Now that we found the number which will make the${x}^{2} - \frac{3}{2}$part of the equation factorable, what do we do with it? I'll tell you what we do with it; we plug it in . But, we can't just put a random number into the equation. I'll show you how we resolve this in a minute.

First we rewrite the equation as $- 2 \left({x}^{2} - \frac{3}{2} \textcolor{red}{+ \frac{9}{16}} \textcolor{red}{- \frac{9}{16}} + 3\right)$. NOTE we resolved the issue of sticking in a number by subtracting it so that it actually has no effect on the value of the equation.

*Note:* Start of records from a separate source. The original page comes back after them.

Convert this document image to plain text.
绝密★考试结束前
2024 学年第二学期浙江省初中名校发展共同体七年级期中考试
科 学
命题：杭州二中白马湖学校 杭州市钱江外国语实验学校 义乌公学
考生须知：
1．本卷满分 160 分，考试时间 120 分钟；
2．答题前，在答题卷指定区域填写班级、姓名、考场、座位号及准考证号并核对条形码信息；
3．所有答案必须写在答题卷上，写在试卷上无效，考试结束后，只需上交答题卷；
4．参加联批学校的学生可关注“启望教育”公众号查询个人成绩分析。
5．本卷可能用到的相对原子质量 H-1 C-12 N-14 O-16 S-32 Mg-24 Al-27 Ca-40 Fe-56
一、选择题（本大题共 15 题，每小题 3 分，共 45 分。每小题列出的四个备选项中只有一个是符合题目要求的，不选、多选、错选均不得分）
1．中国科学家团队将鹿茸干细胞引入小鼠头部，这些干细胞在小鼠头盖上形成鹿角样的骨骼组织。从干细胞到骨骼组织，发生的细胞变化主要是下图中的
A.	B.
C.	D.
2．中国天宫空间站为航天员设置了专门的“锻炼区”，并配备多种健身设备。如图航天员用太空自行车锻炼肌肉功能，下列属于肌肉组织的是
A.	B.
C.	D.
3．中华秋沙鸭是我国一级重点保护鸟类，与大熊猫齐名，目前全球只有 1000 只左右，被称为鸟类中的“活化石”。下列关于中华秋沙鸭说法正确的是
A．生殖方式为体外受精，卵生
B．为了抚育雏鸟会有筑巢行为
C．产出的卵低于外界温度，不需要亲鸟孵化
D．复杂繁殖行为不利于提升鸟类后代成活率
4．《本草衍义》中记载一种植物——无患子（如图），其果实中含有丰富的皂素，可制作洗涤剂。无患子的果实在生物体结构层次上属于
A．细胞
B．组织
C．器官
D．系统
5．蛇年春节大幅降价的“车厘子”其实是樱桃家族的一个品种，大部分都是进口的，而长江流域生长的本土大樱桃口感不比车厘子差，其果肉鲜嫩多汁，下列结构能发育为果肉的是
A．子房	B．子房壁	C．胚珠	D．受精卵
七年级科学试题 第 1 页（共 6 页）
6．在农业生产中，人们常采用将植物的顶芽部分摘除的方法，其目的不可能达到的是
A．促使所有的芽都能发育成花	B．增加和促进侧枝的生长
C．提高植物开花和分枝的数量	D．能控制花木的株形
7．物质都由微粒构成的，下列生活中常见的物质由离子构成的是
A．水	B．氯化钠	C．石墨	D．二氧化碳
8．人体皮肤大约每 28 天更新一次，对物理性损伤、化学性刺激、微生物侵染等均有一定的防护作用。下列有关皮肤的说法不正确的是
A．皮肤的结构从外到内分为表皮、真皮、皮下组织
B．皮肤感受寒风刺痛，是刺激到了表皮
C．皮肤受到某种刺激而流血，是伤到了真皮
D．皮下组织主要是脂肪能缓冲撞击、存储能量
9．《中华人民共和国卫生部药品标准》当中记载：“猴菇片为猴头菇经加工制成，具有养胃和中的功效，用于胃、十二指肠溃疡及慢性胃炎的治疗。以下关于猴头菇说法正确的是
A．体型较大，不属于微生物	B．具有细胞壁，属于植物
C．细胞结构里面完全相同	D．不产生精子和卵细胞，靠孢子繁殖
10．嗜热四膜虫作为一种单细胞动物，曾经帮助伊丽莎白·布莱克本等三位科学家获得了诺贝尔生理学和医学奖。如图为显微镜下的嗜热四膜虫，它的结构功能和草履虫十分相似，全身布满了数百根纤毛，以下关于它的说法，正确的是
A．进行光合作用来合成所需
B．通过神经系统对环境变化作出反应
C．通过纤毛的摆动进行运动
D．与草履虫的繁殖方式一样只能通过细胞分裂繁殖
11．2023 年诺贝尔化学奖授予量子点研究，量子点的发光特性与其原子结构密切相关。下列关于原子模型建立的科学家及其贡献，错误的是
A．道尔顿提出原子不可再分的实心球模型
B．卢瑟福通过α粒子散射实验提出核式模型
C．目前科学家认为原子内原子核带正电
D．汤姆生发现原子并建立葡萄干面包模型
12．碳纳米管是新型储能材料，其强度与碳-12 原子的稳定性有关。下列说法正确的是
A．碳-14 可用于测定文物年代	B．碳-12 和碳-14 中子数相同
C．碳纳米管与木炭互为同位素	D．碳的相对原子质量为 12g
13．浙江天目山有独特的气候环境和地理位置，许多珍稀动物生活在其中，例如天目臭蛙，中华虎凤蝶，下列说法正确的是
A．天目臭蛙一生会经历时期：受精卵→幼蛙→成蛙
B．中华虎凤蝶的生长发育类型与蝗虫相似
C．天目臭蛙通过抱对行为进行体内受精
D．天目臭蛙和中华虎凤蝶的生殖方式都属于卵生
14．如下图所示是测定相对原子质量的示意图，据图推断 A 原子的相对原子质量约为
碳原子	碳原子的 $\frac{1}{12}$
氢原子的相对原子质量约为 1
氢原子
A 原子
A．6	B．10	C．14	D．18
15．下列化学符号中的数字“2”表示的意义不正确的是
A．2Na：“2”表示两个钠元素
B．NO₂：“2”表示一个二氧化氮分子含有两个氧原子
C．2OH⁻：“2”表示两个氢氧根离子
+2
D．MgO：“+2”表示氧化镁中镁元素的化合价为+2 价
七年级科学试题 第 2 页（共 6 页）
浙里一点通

Anyway, we can now condense $- 2 \left({x}^{2} - \frac{3}{2} + \frac{9}{16} - \frac{9}{16} + 3\right)$ into $- 2 \left({\left(x - \frac{3}{4}\right)}^{2} + \frac{39}{16}\right)$.

We are very nearly done, except that we can stil simplify further by multiplying $- 2$ to the $\frac{39}{16}$, making it $- \frac{39}{8}$.

The final answer is $- 2 {\left(x - \frac{3}{4}\right)}^{2} - \frac{39}{8} = y$